Completely plausible, wrote the New York Times' Paul Krugman on Monday -- defense spending is a key plank of local economies around the country. But, he wondered, why do McKeon and other defense advocates acknowledge the economic benefits of the DoD budget at the same time as they oppose other attempts to use federal spending to create jobs?

Wrote Krugman:

McKeon, Republican of California, once attacked the Obama stimulus plan because “more spending is not what California or this country needs.” But two weeks ago, writing in The Wall Street Journal, Mr. McKeon ... warned that the defense cuts that are scheduled to take place if the supercommittee fails to agree would eliminate jobs and raise the unemployment rate. Oh, the hypocrisy! But what makes this particular form of hypocrisy so enduring?

Krugman goes on to answer his own question:
For one thing, to admit that public spending on useful projects can create jobs is to admit that such spending can in fact do good, that sometimes government is the solution, not the problem. Fear that voters might reach the same conclusion is, I’d argue, the main reason the right has always seen Keynesian economics as a leftist doctrine, when it’s actually nothing of the sort. However, spending on useless or, even better, destructive projects doesn’t present conservatives with the same problem

... I welcome the sudden upsurge in weaponized Keynesianism, which is revealing the reality behind our political debates. At a fundamental level, the opponents of any serious job-creation program know perfectly well that such a program would probably work, for the same reason that defense cuts would raise unemployment. But they don’t want voters to know what they know, because that would hurt their larger agenda — keeping regulation and taxes on the wealthy at bay.

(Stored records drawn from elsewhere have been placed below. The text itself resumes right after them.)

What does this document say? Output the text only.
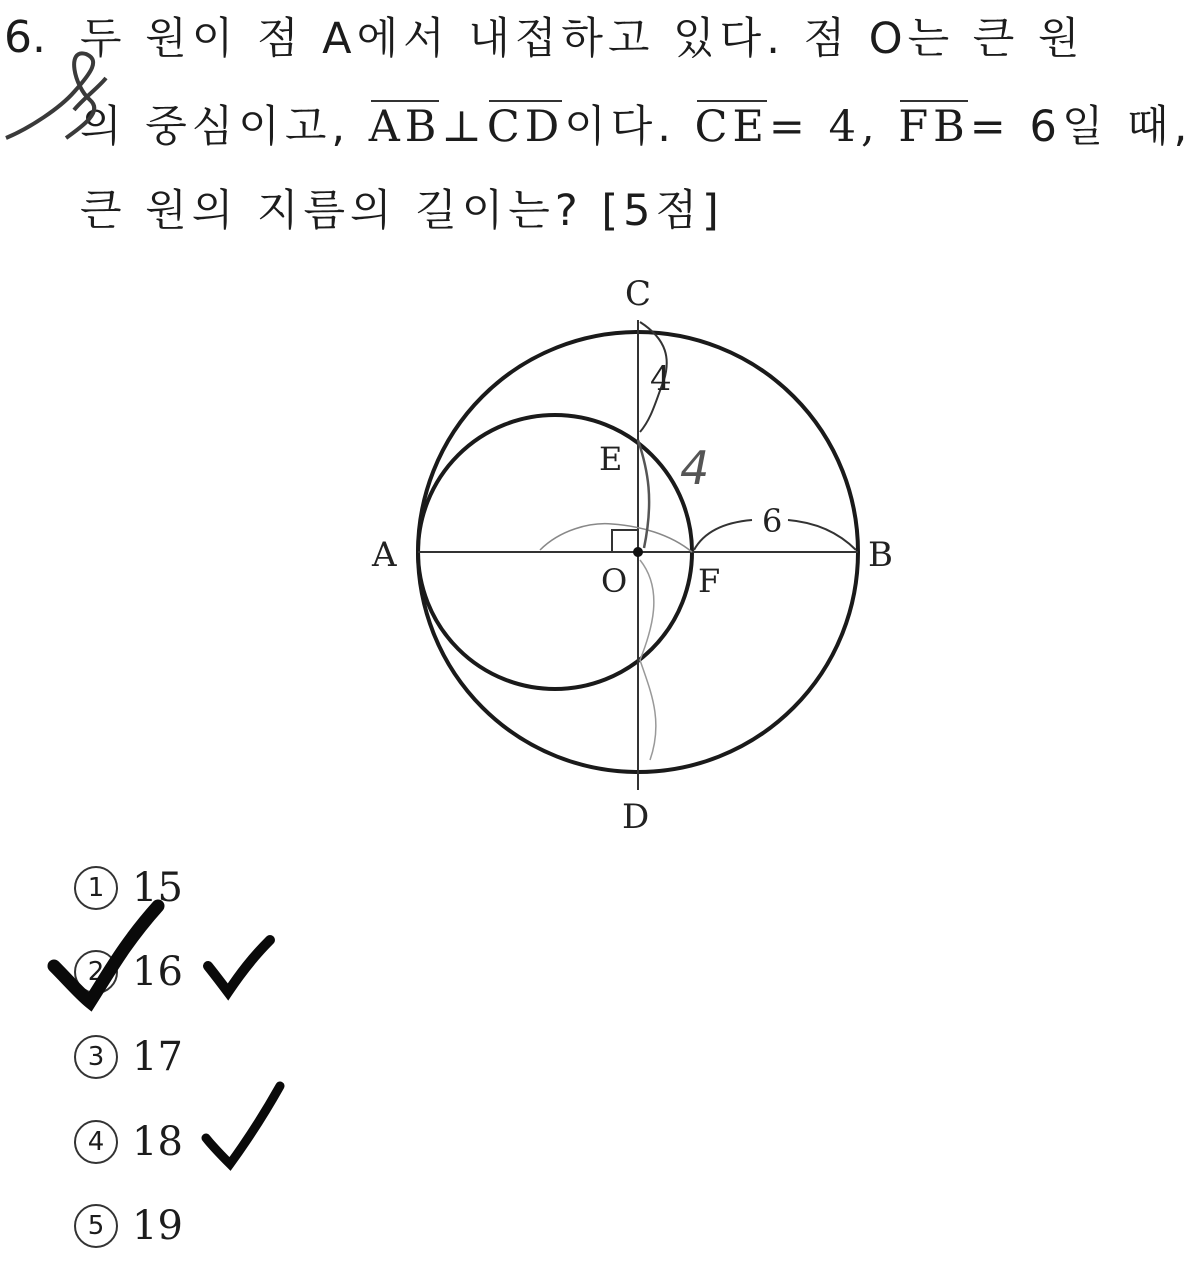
두 원이 점 A에서 내접하고 있다. 점 O는 큰 원
6.
의 중심이고, AB⊥CD이다. CE= 4, FB= 6일 때,
큰 원의 지름의 길이는? [5점]
C
E
A
O F
B
D
4
6
4
1 15
2 16
3 17
4 18
5 19
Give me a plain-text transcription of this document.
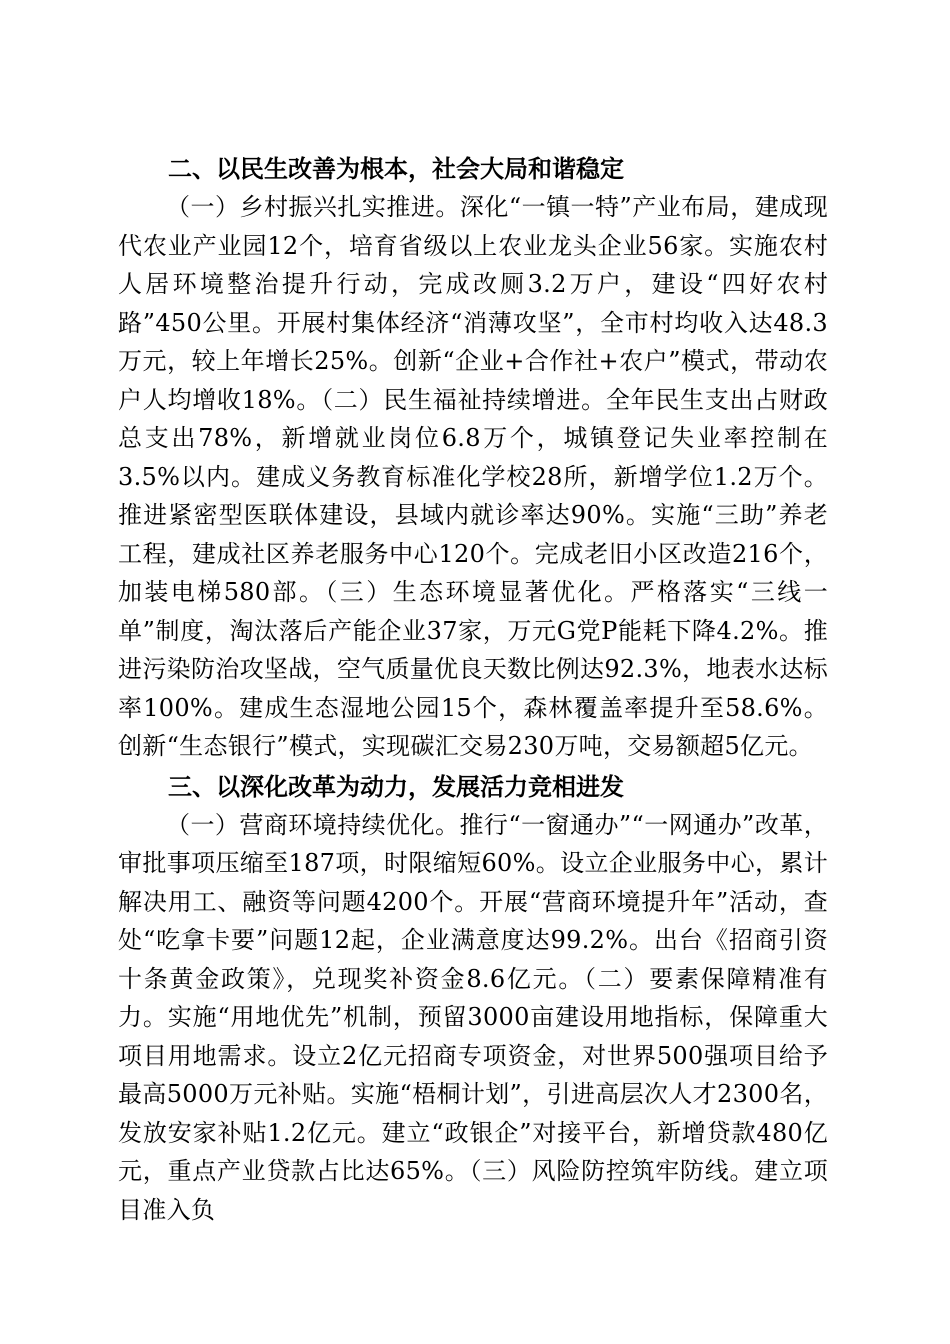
二、以民生改善为根本，社会大局和谐稳定

（一）乡村振兴扎实推进。深化“一镇一特”产业布局，建成现代农业产业园12个，培育省级以上农业龙头企业56家。实施农村人居环境整治提升行动，完成改厕3.2万户，建设“四好农村路”450公里。开展村集体经济“消薄攻坚”，全市村均收入达48.3万元，较上年增长25%。创新“企业+合作社+农户”模式，带动农户人均增收18%。（二）民生福祉持续增进。全年民生支出占财政总支出78%，新增就业岗位6.8万个，城镇登记失业率控制在3.5%以内。建成义务教育标准化学校28所，新增学位1.2万个。推进紧密型医联体建设，县域内就诊率达90%。实施“三助”养老工程，建成社区养老服务中心120个。完成老旧小区改造216个，加装电梯580部。（三）生态环境显著优化。严格落实“三线一单”制度，淘汰落后产能企业37家，万元G党P能耗下降4.2%。推进污染防治攻坚战，空气质量优良天数比例达92.3%，地表水达标率100%。建成生态湿地公园15个，森林覆盖率提升至58.6%。创新“生态银行”模式，实现碳汇交易230万吨，交易额超5亿元。

三、以深化改革为动力，发展活力竞相进发

（一）营商环境持续优化。推行“一窗通办”“一网通办”改革，审批事项压缩至187项，时限缩短60%。设立企业服务中心，累计解决用工、融资等问题4200个。开展“营商环境提升年”活动，查处“吃拿卡要”问题12起，企业满意度达99.2%。出台《招商引资十条黄金政策》，兑现奖补资金8.6亿元。（二）要素保障精准有力。实施“用地优先”机制，预留3000亩建设用地指标，保障重大项目用地需求。设立2亿元招商专项资金，对世界500强项目给予最高5000万元补贴。实施“梧桐计划”，引进高层次人才2300名，发放安家补贴1.2亿元。建立“政银企”对接平台，新增贷款480亿元，重点产业贷款占比达65%。（三）风险防控筑牢防线。建立项目准入负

"Hypocrisy" is a pretty strong word -- what defense advocates argue is that national security is different from social programs or transportation or the other ways government spending can benefit people. So DoD's budget keeps people employed? Fine, they'd say, but that's not its purpose. It's the Washington phenomenon of selective cynicism: My motivations are pure but yours are venal.

There's another element here that Krugman doesn't address, but it's telling by its absence in his column: McKeon, the defense industry and its advocates have spent months trying to get the nation's attention to help stave off their feared DoD budget cuts. Warnings about threats from cyber-attacks or China didn't work. Warnings about tomorrow's "hollow force" didn't work. What got Krugman to write was the J-word -- the magic keyword for this presidential election cycle. Don't be surprised if we keep hearing about this a lot more.